Ante o exposto, com fundamento no art. 932, V, a, do CPC, conheço do recurso e, no mérito, DOU PROVIMENTO, para julgar procedente a ação proposta, com a declaração de inexistência do contrato de empréstimo consignado e o imediato cancelamento dos descontos indevidos. Em consequência, condeno a instituição financeira apelada i) à devolução em dobro do que foi descontado dos proventos da parte apelante, com incidência de juros de mora de 1% (um por cento) ao mês, a contar do evento danoso (Súmula 54 do STJ), a partir do efetivo desconto, bem como correção monetária a contar de cada desembolso (Súmula 43 do STJ); e ainda, ii) ao pagamento de indenização por danos morais no valor de R$ 2.000,00 (dois mil reais), valor este acrescido de juros de mora de 1% (um por cento) ao mês a partir do evento danoso (Súmula 54 do STJ) e correção monetária a partir do arbitramento (Súmula 362 do STJ).

(...)”

Desse modo, visto que a decisão bem tratou sobre a questão tida por viciada, já que os danos materiais foram fixados com incidência de juros de mora de 1% (um por cento) ao mês, a contar do evento danoso (Súmula 54 do STJ), a partir do efetivo desconto, bem como correção monetária a contar de cada desembolso (Súmula 43 do STJ), inexiste omissão.

Ademais, quanto a omissão suscitada em relação aos danos morais arbitrados, inexiste vício, considerando que a decisão embargada se manifesta expressamente sobre esse tema, in verbis:

“(...)

De resto, torna-se imperioso ressaltar, por via de consequência, que os valores cobrados e recebidos indevidamente pelo banco apelado consubstanciam conduta ilícita, por não possuírem lastro negocial válido, impondo a aceitação de que os danos sofridos pelo consumidor transcenderam a esfera do mero aborrecimento.

Afigura-se, portanto, necessária a condenação do banco apelado no pagamento de indenização pelos danos morais que causou à parte apelante.

(...)”

Dessa forma, evidente que configurado o ato ilícito praticado pelo banco embargante, o arbitramento de indenização é medida de que se impõe.
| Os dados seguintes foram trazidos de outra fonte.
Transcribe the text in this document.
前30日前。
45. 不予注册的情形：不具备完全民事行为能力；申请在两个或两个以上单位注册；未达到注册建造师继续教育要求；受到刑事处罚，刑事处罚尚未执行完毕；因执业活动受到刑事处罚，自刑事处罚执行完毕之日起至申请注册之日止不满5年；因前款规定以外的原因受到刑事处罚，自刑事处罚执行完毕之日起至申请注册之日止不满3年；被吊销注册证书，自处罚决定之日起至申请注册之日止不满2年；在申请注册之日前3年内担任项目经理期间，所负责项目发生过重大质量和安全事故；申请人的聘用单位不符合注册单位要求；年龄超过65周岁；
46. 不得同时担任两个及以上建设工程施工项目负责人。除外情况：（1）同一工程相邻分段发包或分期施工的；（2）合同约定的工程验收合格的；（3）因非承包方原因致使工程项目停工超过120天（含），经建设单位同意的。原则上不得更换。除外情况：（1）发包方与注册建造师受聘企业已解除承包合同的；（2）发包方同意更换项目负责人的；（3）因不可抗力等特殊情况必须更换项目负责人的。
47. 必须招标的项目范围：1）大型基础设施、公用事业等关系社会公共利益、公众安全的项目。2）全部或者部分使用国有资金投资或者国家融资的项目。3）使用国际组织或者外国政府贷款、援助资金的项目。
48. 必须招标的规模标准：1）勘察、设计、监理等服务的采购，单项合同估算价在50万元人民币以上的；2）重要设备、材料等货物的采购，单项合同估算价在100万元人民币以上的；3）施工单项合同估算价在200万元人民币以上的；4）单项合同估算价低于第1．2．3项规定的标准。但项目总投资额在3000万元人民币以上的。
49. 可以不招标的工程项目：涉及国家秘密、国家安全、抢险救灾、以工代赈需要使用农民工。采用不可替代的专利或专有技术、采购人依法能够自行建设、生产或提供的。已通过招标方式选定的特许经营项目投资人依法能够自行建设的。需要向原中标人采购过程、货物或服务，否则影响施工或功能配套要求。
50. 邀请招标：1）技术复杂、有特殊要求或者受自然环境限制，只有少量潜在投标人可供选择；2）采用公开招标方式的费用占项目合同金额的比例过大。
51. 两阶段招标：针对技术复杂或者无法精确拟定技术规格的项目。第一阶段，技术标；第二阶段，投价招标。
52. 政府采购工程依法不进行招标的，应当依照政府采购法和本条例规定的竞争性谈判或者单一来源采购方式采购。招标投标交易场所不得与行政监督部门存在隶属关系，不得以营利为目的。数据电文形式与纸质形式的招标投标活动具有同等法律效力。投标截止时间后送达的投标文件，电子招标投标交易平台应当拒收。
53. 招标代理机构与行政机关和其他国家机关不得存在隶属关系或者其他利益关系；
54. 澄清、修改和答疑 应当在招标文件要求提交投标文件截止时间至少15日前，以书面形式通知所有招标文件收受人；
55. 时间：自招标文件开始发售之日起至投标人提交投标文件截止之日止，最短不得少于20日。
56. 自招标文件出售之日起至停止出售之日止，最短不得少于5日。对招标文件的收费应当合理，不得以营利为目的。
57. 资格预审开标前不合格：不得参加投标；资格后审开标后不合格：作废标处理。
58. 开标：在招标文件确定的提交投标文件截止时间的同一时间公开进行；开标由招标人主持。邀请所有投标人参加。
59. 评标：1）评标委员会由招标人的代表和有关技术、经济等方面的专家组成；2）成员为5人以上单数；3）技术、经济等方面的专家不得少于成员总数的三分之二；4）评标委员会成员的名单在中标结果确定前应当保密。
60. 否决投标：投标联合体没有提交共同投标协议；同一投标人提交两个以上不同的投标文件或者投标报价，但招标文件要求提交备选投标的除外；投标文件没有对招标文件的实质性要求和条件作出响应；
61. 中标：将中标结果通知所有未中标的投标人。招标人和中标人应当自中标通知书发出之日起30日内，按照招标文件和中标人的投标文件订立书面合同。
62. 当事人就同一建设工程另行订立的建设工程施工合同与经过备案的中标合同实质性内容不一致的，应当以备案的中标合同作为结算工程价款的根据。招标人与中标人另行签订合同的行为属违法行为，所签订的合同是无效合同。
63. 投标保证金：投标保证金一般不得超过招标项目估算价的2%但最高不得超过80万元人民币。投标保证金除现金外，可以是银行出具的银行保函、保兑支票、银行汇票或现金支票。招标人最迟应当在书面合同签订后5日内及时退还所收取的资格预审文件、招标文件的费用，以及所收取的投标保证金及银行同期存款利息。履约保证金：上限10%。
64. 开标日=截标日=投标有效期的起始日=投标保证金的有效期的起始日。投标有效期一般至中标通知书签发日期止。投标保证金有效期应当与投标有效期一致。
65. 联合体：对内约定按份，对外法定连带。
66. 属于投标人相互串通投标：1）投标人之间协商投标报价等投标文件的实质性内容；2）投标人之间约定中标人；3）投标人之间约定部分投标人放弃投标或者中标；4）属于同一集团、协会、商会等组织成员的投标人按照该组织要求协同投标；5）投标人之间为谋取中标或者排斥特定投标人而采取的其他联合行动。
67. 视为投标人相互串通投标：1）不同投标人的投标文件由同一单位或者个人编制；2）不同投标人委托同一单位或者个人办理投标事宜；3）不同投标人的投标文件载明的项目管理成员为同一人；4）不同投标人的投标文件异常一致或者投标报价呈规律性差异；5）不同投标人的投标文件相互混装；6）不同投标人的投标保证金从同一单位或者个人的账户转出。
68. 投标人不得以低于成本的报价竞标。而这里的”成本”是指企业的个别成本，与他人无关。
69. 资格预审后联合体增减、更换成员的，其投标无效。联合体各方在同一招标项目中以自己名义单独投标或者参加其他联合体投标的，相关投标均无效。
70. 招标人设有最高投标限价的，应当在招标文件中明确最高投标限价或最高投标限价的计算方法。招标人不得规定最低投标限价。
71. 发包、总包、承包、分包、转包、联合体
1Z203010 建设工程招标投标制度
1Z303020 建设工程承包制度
Outrossim, conforme exposto, o valor dos danos morais será corrigido a partir do arbitramento (Súmula 362 do STJ), com a incidência de juros de mora de 1% (um por cento) ao mês a partir do evento danoso (Súmula 54 do STJ).

Por fim, em relação a omissão suscitada da decisão embargada quanto à fixação da taxa de correção dos encargos moratórios, vale evidenciar que, diante da condenação em obrigação de pagar, o índice a ser adotado deverá ser verificado no momento processual oportuno, qual seja, o de cumprimento do título judicial.

Nesse diapasão, não há nenhum vício que legitime o pedido de aclaramento e/ou modificação da decisão prolatada, sendo a via recursal eleita inadequada para demonstrar a inconformidade do embargante.

Desse modo, justifica-se o não acolhimento do requisitado pelo embargante e a manutenção do decidido.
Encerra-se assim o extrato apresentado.